The US Geological Survey (USGS) has invited states to compete for $5 million in cooperative agreements to find critical minerals needed to drive the US economy in the materials left over from mining at active and legacy sites.

The USGS is partnering with state geological surveys to modernize our understanding of critical minerals in the US, both below ground and above ground in mine waste, and this competitive funding will help us get there. Minerals, such as germanium, are essential for high-performance computer chips used in applications that weren’t even dreamed of when old mines closed. Germanium often occurs with zinc in ore, and it might have been left behind in mine waste when zinc ore was processed.

—Jamey Jones, science coordinator for the USGS Earth Mapping Resources Initiative (Earth MRI)

The cooperative agreements are offered through Earth MRI, a partnership with state geological surveys, private companies, academia and other state and federal agencies.

Through this funding, Earth MRI will provide science to evaluate the potential to extract valuable minerals from mine waste. This $5-million funding opportunity supports USGS efforts to build a national mine-waste inventory and characterize mine waste at mine sites across the nation. It also supports partnering with state geological surveys to plan Earth MRI data acquisition.

Mine waste is the material left over after mining. It consists of tailings, the material that remains after mined ore is milled and concentrated, as well as waste rock and other materials that were removed to get to the ore or left behind during ore processing.

Some critical minerals, such as rare earth elements, are known to occur alongside more commonly mined minerals like iron or nickel. Because of this, mine wastes are now being revisited to see if the waste has potential for critical-mineral commodities that were not a primary product of the original mining. Understanding what is in mine waste also helps identify potential hazards of reprocessing it to recover the critical minerals and other valuable commodities and opportunities for remediation.

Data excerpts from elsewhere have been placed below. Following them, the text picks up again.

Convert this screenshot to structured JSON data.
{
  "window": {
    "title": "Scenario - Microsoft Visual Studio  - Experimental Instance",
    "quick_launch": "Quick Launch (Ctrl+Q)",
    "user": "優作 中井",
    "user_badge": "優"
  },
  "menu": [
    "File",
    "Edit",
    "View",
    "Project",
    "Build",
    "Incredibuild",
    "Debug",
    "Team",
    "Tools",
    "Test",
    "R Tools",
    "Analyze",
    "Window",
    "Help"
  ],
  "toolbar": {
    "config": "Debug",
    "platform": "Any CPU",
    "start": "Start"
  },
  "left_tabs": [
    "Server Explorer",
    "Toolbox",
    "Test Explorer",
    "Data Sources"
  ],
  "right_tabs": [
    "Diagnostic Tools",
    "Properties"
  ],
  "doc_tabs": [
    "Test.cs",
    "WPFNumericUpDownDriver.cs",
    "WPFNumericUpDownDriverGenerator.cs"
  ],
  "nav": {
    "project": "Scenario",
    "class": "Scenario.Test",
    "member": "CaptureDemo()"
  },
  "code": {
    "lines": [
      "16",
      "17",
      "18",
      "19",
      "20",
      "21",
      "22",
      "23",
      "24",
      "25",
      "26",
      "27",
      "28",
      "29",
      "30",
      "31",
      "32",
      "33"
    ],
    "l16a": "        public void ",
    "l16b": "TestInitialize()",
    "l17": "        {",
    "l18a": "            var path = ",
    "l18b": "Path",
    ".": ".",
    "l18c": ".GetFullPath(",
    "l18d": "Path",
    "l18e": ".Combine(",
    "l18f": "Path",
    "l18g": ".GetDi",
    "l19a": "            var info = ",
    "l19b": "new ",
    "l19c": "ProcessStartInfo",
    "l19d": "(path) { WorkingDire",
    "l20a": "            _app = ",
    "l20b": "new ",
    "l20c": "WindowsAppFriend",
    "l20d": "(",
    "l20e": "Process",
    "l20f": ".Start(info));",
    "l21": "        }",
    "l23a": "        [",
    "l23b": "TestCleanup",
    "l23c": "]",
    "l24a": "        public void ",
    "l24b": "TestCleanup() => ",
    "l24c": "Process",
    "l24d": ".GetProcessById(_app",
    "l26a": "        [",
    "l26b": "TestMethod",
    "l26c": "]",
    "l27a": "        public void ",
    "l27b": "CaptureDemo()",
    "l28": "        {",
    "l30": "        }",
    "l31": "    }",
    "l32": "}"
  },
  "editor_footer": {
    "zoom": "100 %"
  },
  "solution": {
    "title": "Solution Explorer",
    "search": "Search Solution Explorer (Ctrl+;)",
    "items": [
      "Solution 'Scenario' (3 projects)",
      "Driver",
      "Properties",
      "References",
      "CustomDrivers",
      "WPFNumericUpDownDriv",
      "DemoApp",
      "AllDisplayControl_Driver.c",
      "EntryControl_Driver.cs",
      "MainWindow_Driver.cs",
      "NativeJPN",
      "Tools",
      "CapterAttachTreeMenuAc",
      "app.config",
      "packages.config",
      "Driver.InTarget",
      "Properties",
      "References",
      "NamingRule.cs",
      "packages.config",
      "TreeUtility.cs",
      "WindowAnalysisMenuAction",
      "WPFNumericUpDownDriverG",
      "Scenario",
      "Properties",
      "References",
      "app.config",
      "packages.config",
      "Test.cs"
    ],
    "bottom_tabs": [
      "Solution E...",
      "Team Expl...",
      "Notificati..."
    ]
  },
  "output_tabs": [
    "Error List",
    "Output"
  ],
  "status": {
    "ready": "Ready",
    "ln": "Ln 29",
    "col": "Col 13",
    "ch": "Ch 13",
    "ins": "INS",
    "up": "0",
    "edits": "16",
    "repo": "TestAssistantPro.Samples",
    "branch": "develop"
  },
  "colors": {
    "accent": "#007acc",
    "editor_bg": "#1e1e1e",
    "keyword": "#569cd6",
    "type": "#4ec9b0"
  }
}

For example, the USGS revisited legacy iron mines in the Adirondack Mountains of New York to determine if rare earth elements might occur there. Results indicated significant potential that merits further exploration, especially for rare earth elements.

Since 2018, Earth MRI has focused new data collection in parts of the nation with known or suspected critical mineral potential, significantly increasing high-quality data coverage and geologic mapping across large regions.